Responding to supplementary questions in the Lok Sabha during Question Hour, the minister said the government and financial regulators have introduced a set of measures to ensure that the valuation of collateral used in lending is carried out through standardized and rigorous procedures. The policy framework is designed to improve transparency in lending practices and strengthen the legal processes associated with asset recovery.

According to Sitharaman, the Reserve Bank of India has issued master directions requiring banks and other regulated entities to adopt a structured approach for assessing mortgaged assets. These directions mandate financial institutions to establish board-approved policies governing property valuation, including collateral used to secure loans and other credit exposures.

The minister said the guidelines require that property valuation be carried out only by professionally qualified independent valuers. Banks and housing finance companies must maintain panels of certified valuers to ensure that assessments are conducted in accordance with established professional standards and regulatory oversight. The policy aims to reduce the risk of inflated asset valuations, which can create vulnerabilities in the financial system and affect credit quality.

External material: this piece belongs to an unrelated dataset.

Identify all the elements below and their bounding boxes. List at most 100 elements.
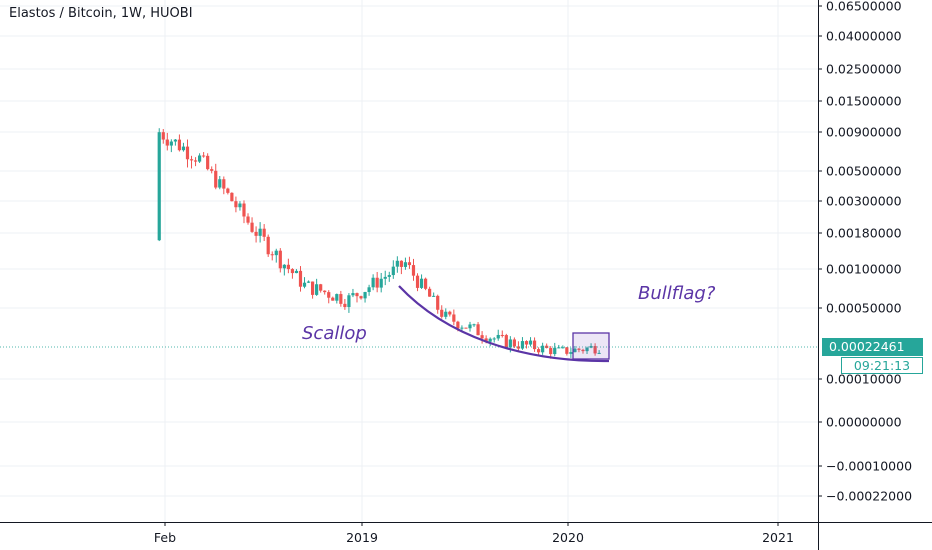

In addition to independent valuation requirements, regulators have also mandated multiple valuation reports for high-value properties. Financial institutions must obtain at least two separate valuation assessments for properties exceeding specified thresholds. For banks, this threshold has been set at ₹50 crore, while housing finance companies must obtain dual valuation reports for properties valued above ₹75 lakh. Policymakers say this provision helps ensure greater accuracy and reduces the potential for conflicts of interest during loan appraisal.

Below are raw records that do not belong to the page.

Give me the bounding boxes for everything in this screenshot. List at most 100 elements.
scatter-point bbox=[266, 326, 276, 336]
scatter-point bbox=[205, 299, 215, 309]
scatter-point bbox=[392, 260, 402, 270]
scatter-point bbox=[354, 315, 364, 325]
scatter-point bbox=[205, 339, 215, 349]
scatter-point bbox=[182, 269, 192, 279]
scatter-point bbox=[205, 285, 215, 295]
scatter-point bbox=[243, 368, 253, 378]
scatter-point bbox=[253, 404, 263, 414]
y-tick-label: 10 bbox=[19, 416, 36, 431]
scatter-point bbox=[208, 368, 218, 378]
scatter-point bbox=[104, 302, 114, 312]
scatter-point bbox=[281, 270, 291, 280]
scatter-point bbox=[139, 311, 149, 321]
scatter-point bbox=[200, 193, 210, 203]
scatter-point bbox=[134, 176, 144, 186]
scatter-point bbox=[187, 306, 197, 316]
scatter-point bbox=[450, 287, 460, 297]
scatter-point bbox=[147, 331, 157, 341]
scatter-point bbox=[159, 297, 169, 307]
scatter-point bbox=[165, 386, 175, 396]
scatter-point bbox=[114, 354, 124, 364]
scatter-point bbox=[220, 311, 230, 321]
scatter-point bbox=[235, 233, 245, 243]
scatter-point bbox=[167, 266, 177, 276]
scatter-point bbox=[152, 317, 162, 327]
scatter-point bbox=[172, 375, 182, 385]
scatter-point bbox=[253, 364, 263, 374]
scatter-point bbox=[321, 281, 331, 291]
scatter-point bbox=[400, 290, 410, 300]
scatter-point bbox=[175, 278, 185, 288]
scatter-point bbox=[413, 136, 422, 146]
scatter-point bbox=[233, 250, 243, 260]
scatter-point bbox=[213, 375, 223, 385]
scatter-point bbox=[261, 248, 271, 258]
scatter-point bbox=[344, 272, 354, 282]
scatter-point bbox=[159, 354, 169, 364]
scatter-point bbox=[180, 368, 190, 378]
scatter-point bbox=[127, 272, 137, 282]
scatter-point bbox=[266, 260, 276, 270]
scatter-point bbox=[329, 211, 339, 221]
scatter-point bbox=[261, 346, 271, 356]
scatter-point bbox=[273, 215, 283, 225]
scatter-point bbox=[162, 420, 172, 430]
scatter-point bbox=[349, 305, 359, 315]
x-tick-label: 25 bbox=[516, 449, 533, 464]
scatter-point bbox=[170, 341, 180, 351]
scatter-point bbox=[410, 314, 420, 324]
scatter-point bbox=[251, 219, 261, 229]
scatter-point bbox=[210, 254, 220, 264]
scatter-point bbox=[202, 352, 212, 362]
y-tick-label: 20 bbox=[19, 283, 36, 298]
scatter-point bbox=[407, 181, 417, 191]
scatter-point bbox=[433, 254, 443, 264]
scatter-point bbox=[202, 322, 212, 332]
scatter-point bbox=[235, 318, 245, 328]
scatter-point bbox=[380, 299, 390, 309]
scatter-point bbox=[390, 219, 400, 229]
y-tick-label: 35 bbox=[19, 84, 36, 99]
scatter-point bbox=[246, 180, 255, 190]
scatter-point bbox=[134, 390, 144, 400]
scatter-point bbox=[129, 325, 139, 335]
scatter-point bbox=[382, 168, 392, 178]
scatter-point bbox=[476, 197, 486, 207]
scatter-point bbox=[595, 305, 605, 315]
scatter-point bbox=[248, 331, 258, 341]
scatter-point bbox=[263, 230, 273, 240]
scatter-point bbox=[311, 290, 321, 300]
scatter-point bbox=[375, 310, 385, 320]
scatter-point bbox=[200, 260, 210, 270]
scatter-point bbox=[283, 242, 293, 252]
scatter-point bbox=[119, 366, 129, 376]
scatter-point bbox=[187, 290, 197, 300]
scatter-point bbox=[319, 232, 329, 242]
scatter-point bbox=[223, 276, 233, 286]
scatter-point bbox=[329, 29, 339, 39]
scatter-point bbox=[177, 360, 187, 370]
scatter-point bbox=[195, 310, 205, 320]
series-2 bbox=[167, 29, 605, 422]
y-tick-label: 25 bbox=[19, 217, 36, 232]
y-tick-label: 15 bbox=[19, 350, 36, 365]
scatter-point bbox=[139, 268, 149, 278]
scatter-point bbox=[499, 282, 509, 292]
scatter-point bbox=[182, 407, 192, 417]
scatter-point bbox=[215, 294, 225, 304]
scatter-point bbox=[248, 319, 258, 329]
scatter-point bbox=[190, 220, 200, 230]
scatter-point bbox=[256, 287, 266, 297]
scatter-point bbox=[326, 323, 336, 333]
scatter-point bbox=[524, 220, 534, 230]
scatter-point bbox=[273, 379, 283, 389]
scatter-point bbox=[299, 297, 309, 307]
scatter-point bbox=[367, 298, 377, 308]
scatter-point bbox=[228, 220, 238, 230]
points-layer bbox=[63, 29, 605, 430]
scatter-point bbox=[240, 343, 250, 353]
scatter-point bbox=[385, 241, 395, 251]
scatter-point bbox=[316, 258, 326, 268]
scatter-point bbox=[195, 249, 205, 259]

The government has also taken steps to modernize the legal infrastructure for asset recovery and auction processes. Sitharaman noted that Debt Recovery Tribunals across the country have been directed to conduct auctions exclusively through electronic platforms. The move is intended to increase transparency, improve efficiency in the disposal of distressed assets, and prevent procedural irregularities during property auctions.

To facilitate digital auctions and property listings, authorities introduced an online platform called e‑Bikray in 2019. The portal was designed as a centralized marketplace where banks and financial institutions could list properties for auction under existing debt recovery laws. The system supports auctions conducted under the Securitisation and Reconstruction of Financial Assets and Enforcement of Security Interest Act, 2002 and the Recovery of Debts and Bankruptcy Act, 1993.

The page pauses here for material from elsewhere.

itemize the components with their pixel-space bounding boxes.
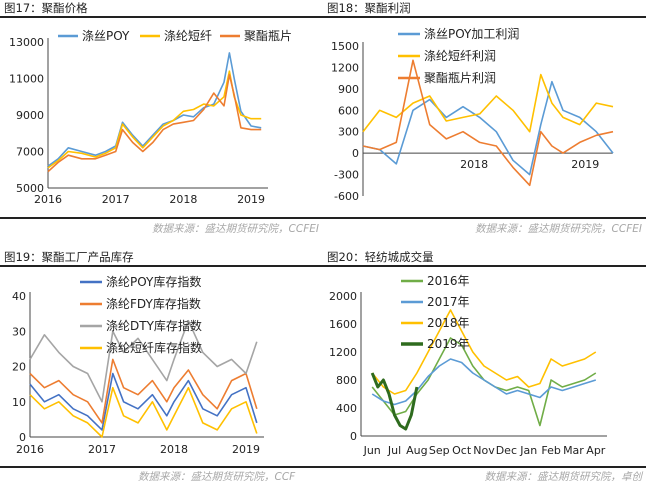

According to the finance minister, the platform has since been upgraded into a more advanced digital ecosystem called BAANKNET, which was launched in January last year. The revamped system integrates multiple services related to property listing, valuation information, and e-auctions, enabling banks and regulators to manage recovery proceedings more efficiently.

The reforms are part of broader policy efforts aimed at strengthening the legal and regulatory architecture governing India’s credit markets. By enforcing stricter valuation norms and digitizing auction processes, the government and regulators seek to reduce systemic risks associated with non-performing assets while improving transparency in the financial sector.

Financial analysts say the measures also align with ongoing reforms designed to improve banking sector governance and ensure that lending decisions are supported by accurate asset valuation practices. As banks continue to address legacy bad loans and strengthen balance sheets, regulators believe improved collateral assessment and transparent recovery mechanisms will play a critical role in maintaining financial stability and investor confidence in India’s banking system.